Before defining workloads, I find it best to test my selection criteria again using the process table in Vityl. The resultant process table view confirms that we capture just the processes we want.
Step 3: Set up workloads
After I’ve defined all workloads inside Vityl, I find it very trivial to set these workloads up. To start, I go to the administrative interface on the target server and select “Workload Policy.”
I can select standard features such as adding a new workload set, or I can click on an existing workload to modify it.
Once in the workload set, I can add various workload definitions or modify existing ones.
Once I have all the workloads defined, I simply activate my changes and Vityl applies the new workload definitions to newly collected performance data.
Step 4: Using the workload definitions
Now I can open predefined workload reports in Vityl Capacity Management.
The report shows the CPU utilization broken down into the workloads we defined.
I then can drill back down to the process table and include “workload: Application Workloads” as a field. Then, I click on the new column header and then click “Set.” I get the following report.
Now, I can quickly identify top CPU workload, top I/O workload, etc. Another useful graph I found was the lioch, which is a pre-defined workload report, which allows me to easily identify which workload is responsible for high I/O waits.
Step 5: Capacity Planning and Modeling
These workloads are carried over from one component of Vityl Capacity Management to another for seamless modeling, what-if analysis, and capacity planning. Since these workloads are now discrete objects, I can change the rate of growth on each one independently.
Summary
- Moving Forward: Vityl workloads allow me to reprocess previously collected data into newly defined workloads. With this capability, we will be creating a drill-down process for workload definitions. Right now, we run most workload definitions generically between infrastructure components and major application components. However, if a noticeable change occurs or problem develops in the infrastructure workload, we reprocess the data using different workload definitions to show which technical discipline (system, storage, security, etc) needs to review the issue.
- Hidden Gem — Input to Chargeback Systems: In order to apply this workload methodology across our server farm, a strong naming convention is needed to identify processes and the workload to which they belong. This can be derived from either the command or fullcmd fields. Once the naming convention is in place, we can use the performance data as input to our chargeback system because we will be able to identify which application is driving resource utilization on a given server where multiple applications share a common server.

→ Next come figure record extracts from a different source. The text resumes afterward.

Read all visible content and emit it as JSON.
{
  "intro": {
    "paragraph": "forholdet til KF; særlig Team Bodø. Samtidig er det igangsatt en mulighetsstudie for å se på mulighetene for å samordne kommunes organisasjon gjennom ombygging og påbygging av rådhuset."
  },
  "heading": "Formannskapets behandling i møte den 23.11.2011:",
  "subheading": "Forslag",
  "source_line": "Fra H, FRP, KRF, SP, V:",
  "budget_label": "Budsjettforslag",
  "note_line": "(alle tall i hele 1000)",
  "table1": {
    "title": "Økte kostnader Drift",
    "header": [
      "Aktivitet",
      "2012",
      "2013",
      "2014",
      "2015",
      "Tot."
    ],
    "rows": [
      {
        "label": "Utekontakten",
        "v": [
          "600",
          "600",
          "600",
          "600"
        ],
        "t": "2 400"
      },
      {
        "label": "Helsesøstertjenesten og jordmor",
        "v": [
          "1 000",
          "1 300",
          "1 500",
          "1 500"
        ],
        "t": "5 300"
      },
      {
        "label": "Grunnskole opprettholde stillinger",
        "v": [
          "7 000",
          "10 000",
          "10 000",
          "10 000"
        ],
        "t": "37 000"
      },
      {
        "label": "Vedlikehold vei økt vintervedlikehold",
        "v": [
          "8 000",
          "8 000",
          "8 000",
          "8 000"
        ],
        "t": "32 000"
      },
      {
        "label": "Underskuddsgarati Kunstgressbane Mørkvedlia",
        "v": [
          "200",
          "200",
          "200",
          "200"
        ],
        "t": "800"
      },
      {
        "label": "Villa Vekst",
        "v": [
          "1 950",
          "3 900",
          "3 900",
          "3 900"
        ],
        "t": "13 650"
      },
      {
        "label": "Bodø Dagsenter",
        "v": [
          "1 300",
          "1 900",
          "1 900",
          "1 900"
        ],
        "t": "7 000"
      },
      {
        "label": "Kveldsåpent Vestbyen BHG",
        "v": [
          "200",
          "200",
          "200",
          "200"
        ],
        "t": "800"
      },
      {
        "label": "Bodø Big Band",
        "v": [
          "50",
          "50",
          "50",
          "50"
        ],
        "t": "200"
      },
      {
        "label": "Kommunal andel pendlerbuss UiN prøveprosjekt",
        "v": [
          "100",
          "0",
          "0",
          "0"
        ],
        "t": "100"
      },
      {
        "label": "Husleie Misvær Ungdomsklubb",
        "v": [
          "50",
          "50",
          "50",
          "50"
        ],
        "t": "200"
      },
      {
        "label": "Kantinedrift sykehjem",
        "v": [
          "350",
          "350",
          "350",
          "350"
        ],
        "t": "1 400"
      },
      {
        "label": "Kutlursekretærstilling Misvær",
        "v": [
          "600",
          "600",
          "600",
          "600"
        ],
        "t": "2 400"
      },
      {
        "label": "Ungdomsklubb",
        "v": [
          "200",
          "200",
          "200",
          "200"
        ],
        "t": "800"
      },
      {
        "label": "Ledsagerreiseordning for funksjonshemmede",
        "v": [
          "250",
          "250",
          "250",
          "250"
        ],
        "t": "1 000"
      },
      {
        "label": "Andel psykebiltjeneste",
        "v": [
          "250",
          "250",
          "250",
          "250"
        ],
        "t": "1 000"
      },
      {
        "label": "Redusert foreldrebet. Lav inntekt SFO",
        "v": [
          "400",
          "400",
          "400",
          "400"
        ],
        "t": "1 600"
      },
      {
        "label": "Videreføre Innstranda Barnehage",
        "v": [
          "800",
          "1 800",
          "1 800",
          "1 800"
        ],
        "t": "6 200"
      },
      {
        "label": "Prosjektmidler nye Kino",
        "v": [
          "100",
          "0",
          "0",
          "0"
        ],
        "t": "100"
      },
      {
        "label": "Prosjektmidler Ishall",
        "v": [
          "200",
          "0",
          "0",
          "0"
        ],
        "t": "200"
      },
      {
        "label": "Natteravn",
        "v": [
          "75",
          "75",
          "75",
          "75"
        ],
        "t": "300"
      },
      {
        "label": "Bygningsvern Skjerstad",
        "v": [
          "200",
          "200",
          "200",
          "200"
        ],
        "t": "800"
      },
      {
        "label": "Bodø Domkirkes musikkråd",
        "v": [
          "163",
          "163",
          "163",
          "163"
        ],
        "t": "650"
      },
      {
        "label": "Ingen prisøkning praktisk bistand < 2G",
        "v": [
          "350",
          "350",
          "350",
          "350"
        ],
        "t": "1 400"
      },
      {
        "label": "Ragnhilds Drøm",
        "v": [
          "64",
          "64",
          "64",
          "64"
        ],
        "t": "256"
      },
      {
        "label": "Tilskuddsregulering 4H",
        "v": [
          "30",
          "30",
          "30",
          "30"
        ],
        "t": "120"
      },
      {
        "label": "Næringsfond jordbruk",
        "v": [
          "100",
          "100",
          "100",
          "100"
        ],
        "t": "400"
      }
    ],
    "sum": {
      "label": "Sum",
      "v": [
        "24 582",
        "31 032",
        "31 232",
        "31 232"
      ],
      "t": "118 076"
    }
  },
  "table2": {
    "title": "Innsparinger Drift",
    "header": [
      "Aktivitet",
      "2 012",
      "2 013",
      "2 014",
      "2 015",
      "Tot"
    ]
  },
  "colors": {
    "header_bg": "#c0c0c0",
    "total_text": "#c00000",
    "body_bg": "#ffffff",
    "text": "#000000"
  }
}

- Conclusions: Strong workload analysis is key to solving business issues in performance analysis, capacity planning and chargeback. The ease of use and flexibility of TeamQuest software help solve these key issues effortlessly. The key differentiators with TeamQuest that I have found are:
- Ease of use – All of the above outlined steps worked the first time I tried them and I did not have to call TeamQuest Support for even so much as a clarification question. It is extremely easy to implement and very intuitive.
- Flexibility – The ability to post process data so that multiple workloads can be applied against the same data is key in that you never know which workload you may need to subdivide to resolve business issues.
I have tried other performance data collection software and have found the workload classification process in those products so cumbersome and inflexible that we abandoned its use.